Digital GlobalSoft was lauded for its results, albeit decent, considering that some frontline software companies had only disappointed in the quarter ended 31 December 2002.
The scrip of the software major spurted 5.33% to Rs 568 by 11:25 IST on Friday and registered substantial volumes of over 1.43 million shares on BSE by then. Taking its Thursday's gains into account, the scrip has risen 13% from Rs 502.60 on 29 November 2002 to its current levels.
For the third quarter ended 31 December 2002, Digital GlobalSoft recorded a 9.7% rise in net profit to Rs 27.01 crore (Rs 24.62 crore) on net sales growth of 26% to Rs 109.98 crore (Rs 87.28 crore).
Capitalmarket.com (polling seven software analysts) had projected a net profit of Rs 21-31 crore and net sales of between Rs 96.8 crore and Rs 104.8 crore (Rs 1.04 billion), a growth of 11% to 20% for the company .

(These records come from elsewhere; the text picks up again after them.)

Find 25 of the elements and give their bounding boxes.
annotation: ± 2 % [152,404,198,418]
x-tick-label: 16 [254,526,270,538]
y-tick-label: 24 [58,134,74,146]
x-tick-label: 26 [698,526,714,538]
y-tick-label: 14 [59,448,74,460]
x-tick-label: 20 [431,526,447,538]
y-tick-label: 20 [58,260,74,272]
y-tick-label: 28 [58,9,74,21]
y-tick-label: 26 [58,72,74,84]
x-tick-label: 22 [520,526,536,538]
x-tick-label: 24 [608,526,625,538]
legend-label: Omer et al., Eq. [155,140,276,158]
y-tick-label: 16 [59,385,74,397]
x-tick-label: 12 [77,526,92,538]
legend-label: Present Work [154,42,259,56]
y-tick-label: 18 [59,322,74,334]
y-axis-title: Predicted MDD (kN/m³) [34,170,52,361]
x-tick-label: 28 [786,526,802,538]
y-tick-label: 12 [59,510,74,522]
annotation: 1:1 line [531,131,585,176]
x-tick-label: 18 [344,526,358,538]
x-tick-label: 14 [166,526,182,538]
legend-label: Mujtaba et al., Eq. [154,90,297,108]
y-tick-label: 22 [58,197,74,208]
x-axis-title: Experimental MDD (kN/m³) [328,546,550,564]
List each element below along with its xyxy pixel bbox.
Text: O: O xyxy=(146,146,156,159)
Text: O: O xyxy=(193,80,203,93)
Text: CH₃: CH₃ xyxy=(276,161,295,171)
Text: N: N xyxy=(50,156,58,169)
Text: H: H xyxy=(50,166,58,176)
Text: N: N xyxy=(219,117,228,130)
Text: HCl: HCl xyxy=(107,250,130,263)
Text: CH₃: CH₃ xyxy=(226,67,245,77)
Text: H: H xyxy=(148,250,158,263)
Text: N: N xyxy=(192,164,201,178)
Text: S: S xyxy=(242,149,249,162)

On a sequential basis, the company's performance was more redeeming - a 27% rise in net profit on a 16% increase in sales. The company reported strong sequential growth rates in both Hewlett- Pakard and non-HP revenues. HP revenues grew by 11% QoQ thus arresting declines in growth rates witnessed during the last few quarters. Non-HP revenues grew by 35% during the quarter. Contribution from HP revenues stands reduced to 78% from 85% last year and 81% during September 2002.
Strong growth was witnessed in its enterprise solutions division (QoQ 35%+) and its e-applications division (QoQ 15%).
The company added 29 new customers during the quarter under review, including a significant multi-year, multi-location comprehensive outsourcing e-business application deal from HP. Operating margins during the quarter improved by 350bps to 31%, primarily due to increased contributions from offshore revenues. Revenues from offshore increased to 37% from 34% during the previous quarter.
The company also recruited 252 employees taking its employee strength to 2003. 189 recruitments were undertaken in the services segment, largely in the e-application and enterprise solutions segment, while around 71 people were added in DCC.
Analysts say the results have been modest despite apprehensions about the company's integration with HPISO. The India offshoring process is of strategic importance to HP internationally, particularly keeping in view HP's global focus on software services. Digital is positioned as an important asset that provides significant value proposition to this strategy. The future business and operating structure of Digital is currently under consideration.
Digital has constituted a committee comprising independent directors of its board to identify and consider various options. This committee is specifically charged with looking after minority shareholder interests. The focus remains on arriving at a structure and making a recommendation that is best aligned to the corporate and business objectives of the company. No final decision has been taken on the proposed model and the timing of its implementation. Until such time that a conclusive decision is arrived at, the Digital's board has indicated that the company's business has continued as usual with sustained growth in its software services business.
Digital GlobalSoft, previously known as Digital Equipment (India), is a globally focused software development and services company. It has an independent charter for growth and functioning, and enjoys the unique advantage of having Hewlett-Packard Company, one of the leading IT companies in the world as a major investor, customer and supporter.
Earlier, at the global level, there was a merger between Hewlett-Packard, Heloise Merger Corporation and Compaq Computer Corporation. A new entity called Hewlett-Packard Company took shape on 7 May 2002 in the US. Compaq Computer Corporation is the holding company of Compaq Computer Holdings UK, that holds 51% equity stake in Digital GlobalSoft.
Meanwhile, the company remains confident of its long term business outlook. Even as the duration of the sales cycle has extended due to increased customer due diligence, the average size of individual orders have increased, adding to business sustainability from a long term perspective. Given the fast changing operating realities, the management continues to maintain a conservative performance view, the company has said.
In line with the earlier stated outlook, the performance for the rest of FY2003 will continue to be positive, the company said.